La strage di corinaldo
Il tragico evento che ha portato alla condanna di Cavallari risale alla notte tra il 7 e l’8 dicembre 2018. In quella occasione, durante un concerto del rapper Sfera Ebbasta, Cavallari e altri cinque membri della cosiddetta “banda dello spray” hanno spruzzato uno spray urticante all’interno della discoteca Lanterna Azzurra. Questo gesto ha provocato un panico generale tra i presenti, portando a una fuga di massa che ha causato la morte di cinque ragazzi minorenni e di una madre di 39 anni, con un totale di 59 feriti. I membri della banda sono stati successivamente condannati in via definitiva per il loro coinvolgimento nella tragedia.

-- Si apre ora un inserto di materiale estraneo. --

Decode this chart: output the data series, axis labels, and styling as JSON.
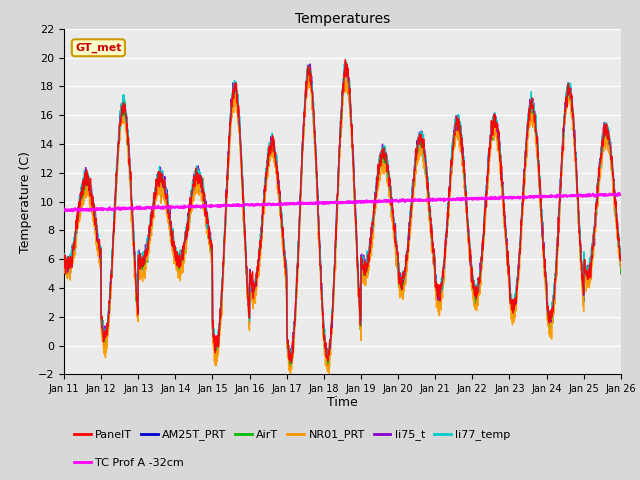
{
  "title": "Temperatures",
  "xlabel": "Time",
  "ylabel": "Temperature (C)",
  "ylim": [
    -2,
    22
  ],
  "yticks": [
    -2,
    0,
    2,
    4,
    6,
    8,
    10,
    12,
    14,
    16,
    18,
    20,
    22
  ],
  "xtick_labels": [
    "Jan 11",
    "Jan 12",
    "Jan 13",
    "Jan 14",
    "Jan 15",
    "Jan 16",
    "Jan 17",
    "Jan 18",
    "Jan 19",
    "Jan 20",
    "Jan 21",
    "Jan 22",
    "Jan 23",
    "Jan 24",
    "Jan 25",
    "Jan 26"
  ],
  "series_order": [
    "PanelT",
    "AM25T_PRT",
    "AirT",
    "NR01_PRT",
    "li75_t",
    "li77_temp",
    "TC Prof A -32cm"
  ],
  "series": {
    "PanelT": {
      "color": "#ff0000",
      "lw": 1.0,
      "zorder": 5
    },
    "AM25T_PRT": {
      "color": "#0000cc",
      "lw": 1.0,
      "zorder": 4
    },
    "AirT": {
      "color": "#00bb00",
      "lw": 1.0,
      "zorder": 4
    },
    "NR01_PRT": {
      "color": "#ff9900",
      "lw": 1.0,
      "zorder": 4
    },
    "li75_t": {
      "color": "#8800cc",
      "lw": 1.0,
      "zorder": 4
    },
    "li77_temp": {
      "color": "#00cccc",
      "lw": 1.0,
      "zorder": 4
    },
    "TC Prof A -32cm": {
      "color": "#ff00ff",
      "lw": 1.5,
      "zorder": 6
    }
  },
  "annotation": {
    "text": "GT_met",
    "fontsize": 8,
    "color": "#cc0000",
    "bbox_facecolor": "#ffffcc",
    "bbox_edgecolor": "#cc9900"
  },
  "bg_color": "#d8d8d8",
  "plot_bg_color": "#ebebeb",
  "grid_color": "#ffffff",
  "legend_fontsize": 8,
  "title_fontsize": 10,
  "axis_fontsize": 8,
  "label_fontsize": 9
}
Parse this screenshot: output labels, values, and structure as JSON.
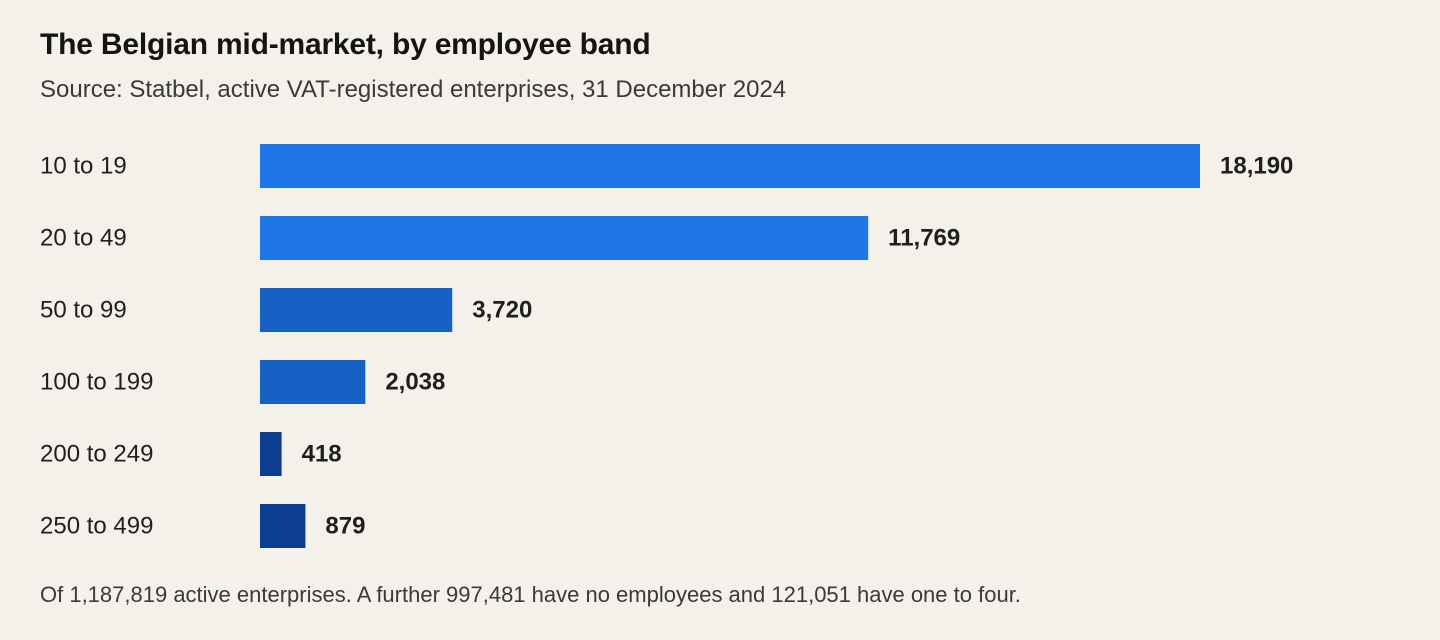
{
  "chart_data": {
    "type": "bar",
    "orientation": "horizontal",
    "title": "The Belgian mid-market, by employee band",
    "subtitle": "Source: Statbel, active VAT-registered enterprises, 31 December 2024",
    "categories": [
      "10 to 19",
      "20 to 49",
      "50 to 99",
      "100 to 199",
      "200 to 249",
      "250 to 499"
    ],
    "values": [
      18190,
      11769,
      3720,
      2038,
      418,
      879
    ],
    "value_labels": [
      "18,190",
      "11,769",
      "3,720",
      "2,038",
      "418",
      "879"
    ],
    "bar_colors": [
      "#1f76e6",
      "#1f76e6",
      "#1760c4",
      "#1760c4",
      "#0d3d91",
      "#0d3d91"
    ],
    "xlabel": "",
    "ylabel": "",
    "xlim": [
      0,
      18190
    ],
    "grid": false,
    "legend": "none",
    "footnote": "Of 1,187,819 active enterprises. A further 997,481 have no employees and 121,051 have one to four."
  }
}
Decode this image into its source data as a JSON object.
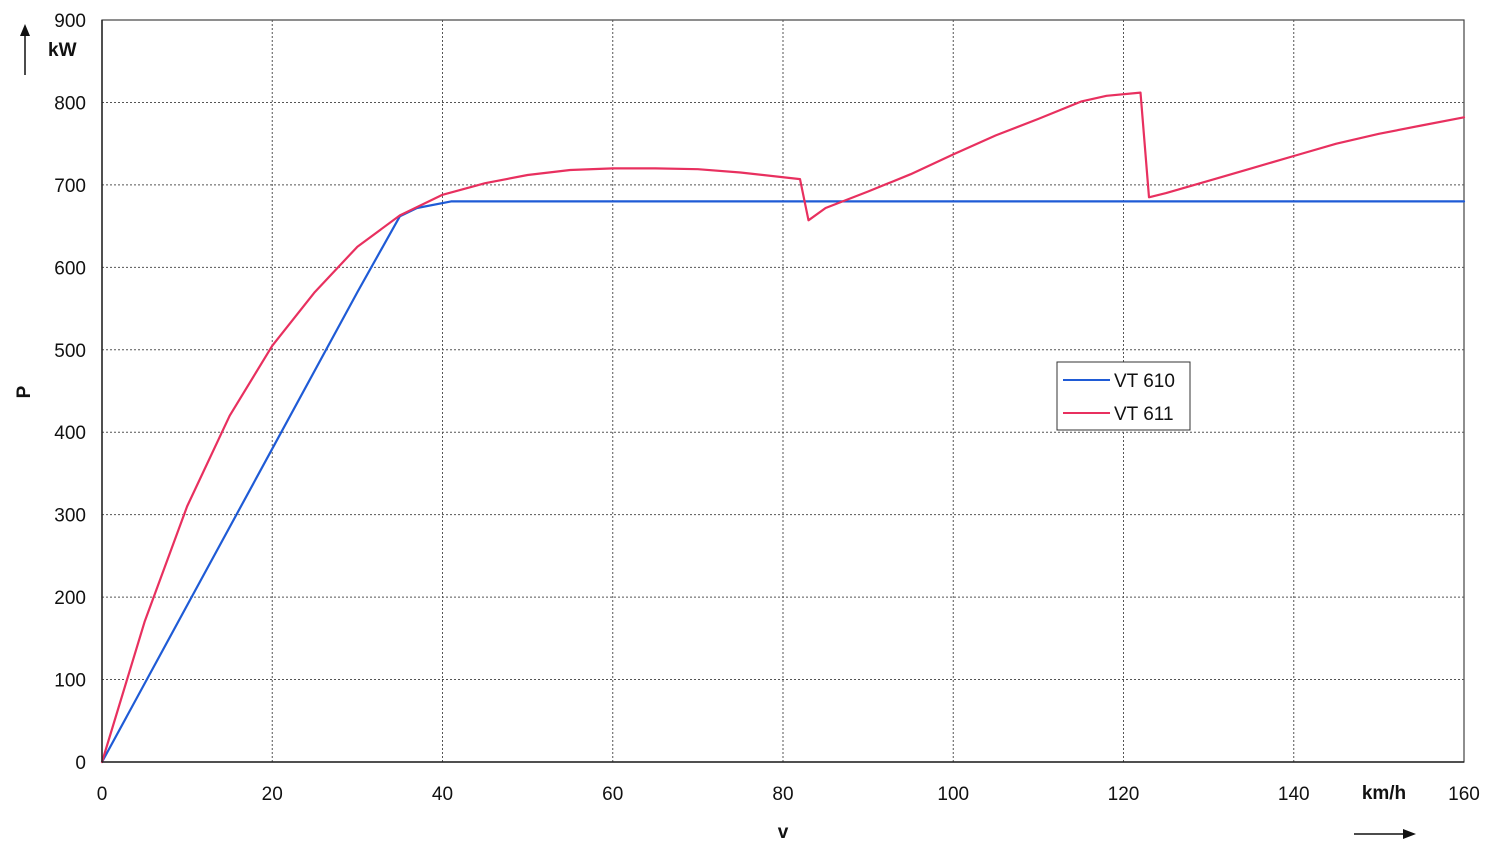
{
  "chart_data": {
    "type": "line",
    "title": "",
    "xlabel": "v",
    "ylabel": "P",
    "x_unit": "km/h",
    "y_unit": "kW",
    "xlim": [
      0,
      160
    ],
    "ylim": [
      0,
      900
    ],
    "x_ticks": [
      "0",
      "20",
      "40",
      "60",
      "80",
      "100",
      "120",
      "140",
      "160"
    ],
    "y_ticks": [
      "0",
      "100",
      "200",
      "300",
      "400",
      "500",
      "600",
      "700",
      "800",
      "900"
    ],
    "grid": true,
    "legend_position": "center-right",
    "series": [
      {
        "name": "VT 610",
        "color": "#1f5bd6",
        "points": [
          [
            0,
            0
          ],
          [
            10,
            190
          ],
          [
            20,
            380
          ],
          [
            30,
            570
          ],
          [
            35,
            662
          ],
          [
            37,
            672
          ],
          [
            41,
            680
          ],
          [
            60,
            680
          ],
          [
            80,
            680
          ],
          [
            100,
            680
          ],
          [
            120,
            680
          ],
          [
            140,
            680
          ],
          [
            160,
            680
          ]
        ]
      },
      {
        "name": "VT 611",
        "color": "#e8305f",
        "points": [
          [
            0,
            0
          ],
          [
            5,
            170
          ],
          [
            10,
            310
          ],
          [
            15,
            420
          ],
          [
            20,
            505
          ],
          [
            25,
            570
          ],
          [
            30,
            625
          ],
          [
            35,
            663
          ],
          [
            40,
            688
          ],
          [
            45,
            702
          ],
          [
            50,
            712
          ],
          [
            55,
            718
          ],
          [
            60,
            720
          ],
          [
            65,
            720
          ],
          [
            70,
            719
          ],
          [
            75,
            715
          ],
          [
            82,
            707
          ],
          [
            83,
            657
          ],
          [
            85,
            672
          ],
          [
            90,
            692
          ],
          [
            95,
            713
          ],
          [
            100,
            737
          ],
          [
            105,
            760
          ],
          [
            110,
            780
          ],
          [
            115,
            801
          ],
          [
            118,
            808
          ],
          [
            122,
            812
          ],
          [
            123,
            685
          ],
          [
            125,
            690
          ],
          [
            130,
            705
          ],
          [
            135,
            720
          ],
          [
            140,
            735
          ],
          [
            145,
            750
          ],
          [
            150,
            762
          ],
          [
            155,
            772
          ],
          [
            160,
            782
          ]
        ]
      }
    ]
  }
}
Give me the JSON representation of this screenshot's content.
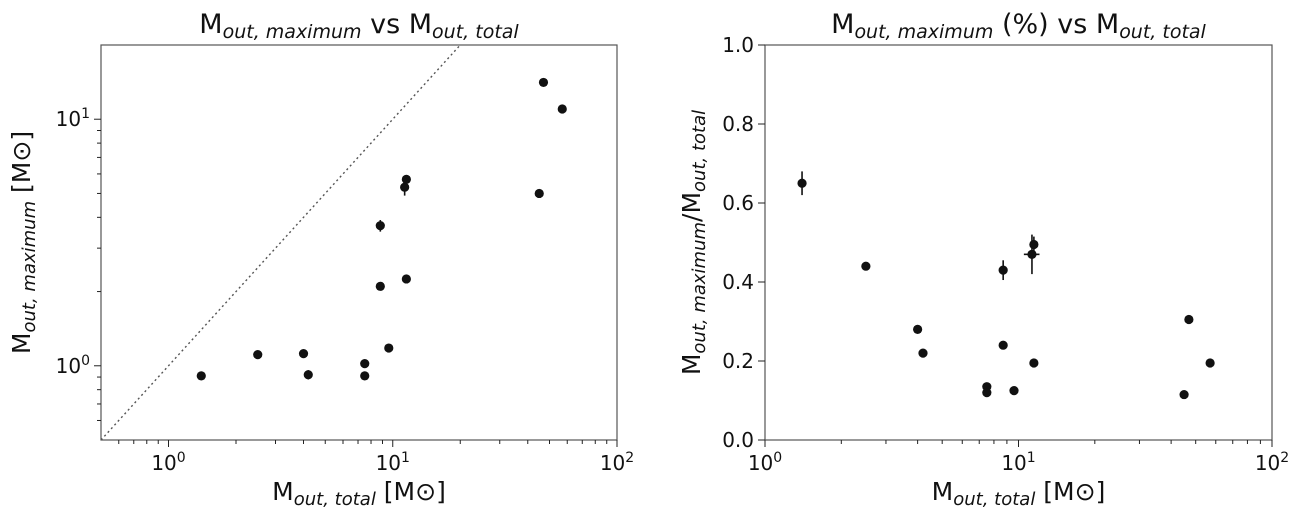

Le parole del sottosegretario alla giustizia
Andrea Delmastro delle Vedove, sottosegretario alla Giustizia, ha commentato l’estradizione di Cavallari, sottolineando l’importanza di garantire che chi cerca di sfuggire alla giustizia venga riportato in Italia. “Andrea Cavallari è rientrato in Italia e sarà assicurato alle patrie galere. Questo risultato è frutto dell’eccellente lavoro del Nucleo Investigativo Centrale e della polizia penitenziaria, che continuano a dimostrarsi un presidio di legalità e professionalità”, ha dichiarato Delmastro. Ha inoltre ribadito che lo Stato non abbassa la guardia di fronte a chi tenta di sottrarsi alla pena, esprimendo gratitudine a tutti gli agenti della polizia penitenziaria per il loro impegno quotidiano.
La vicenda di Cavallari e la strage di Corinaldo rimangono un tema di grande rilevanza sociale, evidenziando la necessità di un sistema di giustizia efficiente e reattivo. Le autorità continuano a lavorare per garantire che la legalità venga rispettata e che le vittime di atti violenti ricevano giustizia.